Fungibilità che, secondo la Confederazione italiana agricoltori -CIA-, raggiunge il valore più basso nel periodo delle feste natalizie, quando gli italiani mediamente gettano nella spazzatura 440 mila tonnellate di alimenti, per un valore complessivo di 1,32 miliardi di euro, pari al 20% della spesa complessiva. Dati in linea con i rilevamenti del Centro Comune di Ricerca -JRC- della Comunità Europea, dai quali si deduce che l’Italia, con le 270 tonnellate di cibo sprecato annualmente, è il peggiore fra gli Stati europei. Posizione attribuibile, per il 68%, sul totale dello spreco che avviene lungo tutta la filiera, al comportamento del consumatore finale.
Tutto ciò non può che costituire un obbrobrioso paradosso, considerato che la quantità di cibo sprecato è quattro volte superiore al necessario per sfamare le persone denutrite nel mondo. E che mentre 800 milioni di persone patiscono per denutrizione, 2 miliardi circa subiscono le conseguenze della condizione di obesità o di sovrappeso. Condizione causata dall’eccessiva disponibilità di calorie, che in Italia è di circa 3.700 Kcal (Chilocalorie) al giorno pro-capite, rispetto l’una volta e mezzo il fabbisogno energetico medio quotidiano di 2.467di Kcal.
Gravi deleteri effetti in termini di giustizia sociale, ai quali si sommano non meno gravi ripercussioni sull’ambiente e sull’economia. Come è possibile dedurre anche dalle affermazioni delle autorevoli fonti: Inger Andersen (Direttrice esecutiva dell’United Nations Enviromen Programme) e del “Libro nero dello spreco in Italia”, secondo i quali: “ se la perdita e lo spreco del cibo fosse un Paese, sarebbe la terza maggiore fonte di emissioni di gas serra, dopo la Cina e gli Stati Uniti”; e “solo lo spreco alimentare in Italia vale il 2,3% del PIL (Prodotto Interno lordo).

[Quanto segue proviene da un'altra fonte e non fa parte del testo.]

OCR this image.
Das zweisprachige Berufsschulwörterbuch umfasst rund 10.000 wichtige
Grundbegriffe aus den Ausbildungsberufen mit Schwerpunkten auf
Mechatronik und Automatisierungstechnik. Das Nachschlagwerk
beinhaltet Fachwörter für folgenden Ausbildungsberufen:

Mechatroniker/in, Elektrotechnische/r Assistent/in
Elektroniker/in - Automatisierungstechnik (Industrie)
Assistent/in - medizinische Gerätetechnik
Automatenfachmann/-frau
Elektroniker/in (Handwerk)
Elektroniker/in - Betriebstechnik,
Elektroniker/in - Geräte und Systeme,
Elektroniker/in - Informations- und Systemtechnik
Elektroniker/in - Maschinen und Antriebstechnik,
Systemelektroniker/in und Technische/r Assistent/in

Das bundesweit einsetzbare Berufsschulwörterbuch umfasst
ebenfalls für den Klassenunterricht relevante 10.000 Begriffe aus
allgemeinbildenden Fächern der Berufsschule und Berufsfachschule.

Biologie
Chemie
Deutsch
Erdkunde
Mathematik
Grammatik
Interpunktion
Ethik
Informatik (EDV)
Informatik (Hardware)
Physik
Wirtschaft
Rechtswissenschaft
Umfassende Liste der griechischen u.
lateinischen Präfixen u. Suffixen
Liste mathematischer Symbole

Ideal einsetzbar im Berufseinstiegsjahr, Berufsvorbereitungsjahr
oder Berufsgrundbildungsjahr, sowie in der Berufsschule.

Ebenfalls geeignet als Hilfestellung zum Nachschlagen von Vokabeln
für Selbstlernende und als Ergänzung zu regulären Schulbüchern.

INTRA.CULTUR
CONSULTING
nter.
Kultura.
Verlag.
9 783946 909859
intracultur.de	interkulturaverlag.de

Tant’è che, per i Paesi coscienti della gravità del problema, la lotta agli sprechi alimentari è divenuta una non più trascurabile priorità ed esigenza . Obiettivo che in l’Italia, trova riferimento nella legge Gedda del 19 agosto 2016 n. 166, finalizzata a promuovere:
il recupero alimentare; la concessione di agevolazioni fiscali e semplificazioni burocratiche per incentivare aziende, Grandi Distribuzioni Organizzate -GDO-, esercizi commerciali e ristoratori a donare il cibo in eccesso, per consentire a tutti gli Enti no-profit di beneficiare degli alimenti per sostenere le persone bisognose, partendo dal concetto “chi non butta sarà premiato”; l’attività di formazione e innovazione del centro studi Divulga, per puntare su strategie in grado di ridurre lo spreco in tutte le fasi della filiera, considerato che, secondo l’Istituto superiore per la protezione e la ricerca ambientale -ISPRA-, le filiere corte e locali sono in grado di abbattere da 5 a 9 volte i livelli di scarti e sprechi; la riduzione della tassazione sui rifiuti da parte dei Comuni, in base alla quantità certificata di prodotti alimentari ceduti dalle attività commerciali; l’abolizione di pratiche burocratiche scritte per regolare le donazioni gratuite di cibo; l’obbligo per i ristoratori di permettere ai clienti l’asporto del cibo non consumato, come previsto dalla famosa “Familiy bag o doggy bag” (borsa per la famiglia o borsa per il cane); il coinvolgimento delle mense aziendali, ospedaliere e scolastiche nella prevenzione dello spreco, con una promozione delle produzioni a chilometro zero da parte del Ministero delle Politiche agricole; il consenso della raccolta di tutti i prodotti agroalimentari che solitamente restano a marcire nei campi, per permettere il reinserimento nella filiera di distribuzione e di cederli a titolo gratuito ad Associazioni di volontariato; la destinazione degli alimenti non reinseribili nella filiera per il nutrimento degli animali d’allevamento; l’attuazione di una vasta campagna di sensibilizzazione nelle aziende e nelle scuole (dove viene previsto uno specifico insegnamento sull’educazione alimentare) per combattere gli sprechi; l’elargizione di alimenti in buono stato oltre la data di conservazione, del pane invenduto entro le 24 ore dalla produzione e dei prodotti alimentari e farmaci con imballaggio difettoso o etichette sbagliate (purché le inesattezze non coinvolgano le date di scadenza e le indicazioni sulle sostanze potenzialmente allergiche o fonti di intolleranze); l’ istituzione di un fondo per lanciare progetti di riuso del cibo e per la ricerca e promozione degli imballaggi antispreco.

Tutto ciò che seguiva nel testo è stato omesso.